Research Article
Data burst grooming in optical burst-switched networks
@INPROCEEDINGS{10.1109/ICBN.2005.1589626, author={Farid Farahmand and Qiong Zhang and Jason P. Jue}, title={Data burst grooming in optical burst-switched networks}, proceedings={2nd International ICST Conference on Broadband Networks}, publisher={IEEE}, proceedings_a={BROADNETS}, year={2006}, month={2}, keywords={}, doi={10.1109/ICBN.2005.1589626} }
- Farid Farahmand
Qiong Zhang
Jason P. Jue
Year: 2006
Data burst grooming in optical burst-switched networks
BROADNETS
IEEE
DOI: 10.1109/ICBN.2005.1589626
Abstract
In this paper we address the problem of data burst grooming in optical burst-switched (OBS) networks. In OBS networks IP packets with the same edge node destination are assembled into larger packets called data bursts. Depending on the core node's switching technology, data bursts are required to have a minimum length.
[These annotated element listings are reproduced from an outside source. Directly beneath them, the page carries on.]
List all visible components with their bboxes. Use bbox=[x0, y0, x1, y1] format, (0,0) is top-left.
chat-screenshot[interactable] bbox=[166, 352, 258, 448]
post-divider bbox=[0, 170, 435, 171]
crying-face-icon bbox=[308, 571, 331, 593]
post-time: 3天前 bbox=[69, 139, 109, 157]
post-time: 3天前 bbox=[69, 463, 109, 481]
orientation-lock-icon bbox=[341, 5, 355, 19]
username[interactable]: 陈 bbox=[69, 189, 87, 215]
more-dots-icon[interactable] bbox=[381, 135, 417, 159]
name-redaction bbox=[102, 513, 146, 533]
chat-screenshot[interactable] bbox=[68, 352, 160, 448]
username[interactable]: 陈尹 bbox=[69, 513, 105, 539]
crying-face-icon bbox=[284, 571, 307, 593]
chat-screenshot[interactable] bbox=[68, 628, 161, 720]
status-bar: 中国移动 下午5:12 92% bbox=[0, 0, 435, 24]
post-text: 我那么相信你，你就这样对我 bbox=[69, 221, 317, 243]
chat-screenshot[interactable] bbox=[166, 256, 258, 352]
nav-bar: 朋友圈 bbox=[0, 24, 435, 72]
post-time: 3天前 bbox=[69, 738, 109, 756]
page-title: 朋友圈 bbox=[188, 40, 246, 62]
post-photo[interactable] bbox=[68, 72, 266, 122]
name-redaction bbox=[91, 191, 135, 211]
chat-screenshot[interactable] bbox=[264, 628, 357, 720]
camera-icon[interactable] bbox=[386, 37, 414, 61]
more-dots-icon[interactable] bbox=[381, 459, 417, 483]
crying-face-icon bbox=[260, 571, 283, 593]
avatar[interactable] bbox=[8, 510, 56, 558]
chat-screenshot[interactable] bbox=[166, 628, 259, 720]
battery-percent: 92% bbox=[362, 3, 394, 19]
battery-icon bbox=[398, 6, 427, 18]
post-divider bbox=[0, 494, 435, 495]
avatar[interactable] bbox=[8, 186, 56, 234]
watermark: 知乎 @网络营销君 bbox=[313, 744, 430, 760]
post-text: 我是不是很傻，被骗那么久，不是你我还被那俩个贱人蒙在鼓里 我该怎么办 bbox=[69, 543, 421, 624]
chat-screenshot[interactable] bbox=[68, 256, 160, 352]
On the other hand, each IP packet in a burst has a time delay constraint, called maximum end-to-end delay, which determines the upper time limit before which the packet must reach its destination. Thus, a data burst cannot wait indefinitely until sufficient number of IP packets are assembled and the minimum burst length requirement is met. In order to satisfy the packet maximum end-to-end delay requirement, many bursts will be timed out and released before they reach the minimum length requirement. Under such circumstances, padding overhead must be added to these short bursts, called sub-bursts. Excessive padding results in high overhead and high data burst blocking probability. One approach to minimize the amount of padding overhead, while maintaining the end-to-end delay requirement of IP packets, is to groom multiple sub-bursts together. That is, sub-bursts with different destinations are aggregated together at the edge node and transmitted as a single burst until they are separated at some downstream node. In this paper we present an edge node architecture enabling burst grooming capability. We also develop two basic grooming approaches, namely no-routing-overhead (NoRO) and minimum-total-overhead (MinTO). Through a comprehensive simulation study we show that, in general, our proposed grooming algorithms can significantly improve the performance compared to the case of no grooming. However, careful considerations must be given to network loading condition and the number of sub-bursts allowed to be groomed together. We show that although simple greedy algorithms can reduce network overhead, they may alter the traffic characteristics and increase its burstiness, resulting in high packet blocking probability.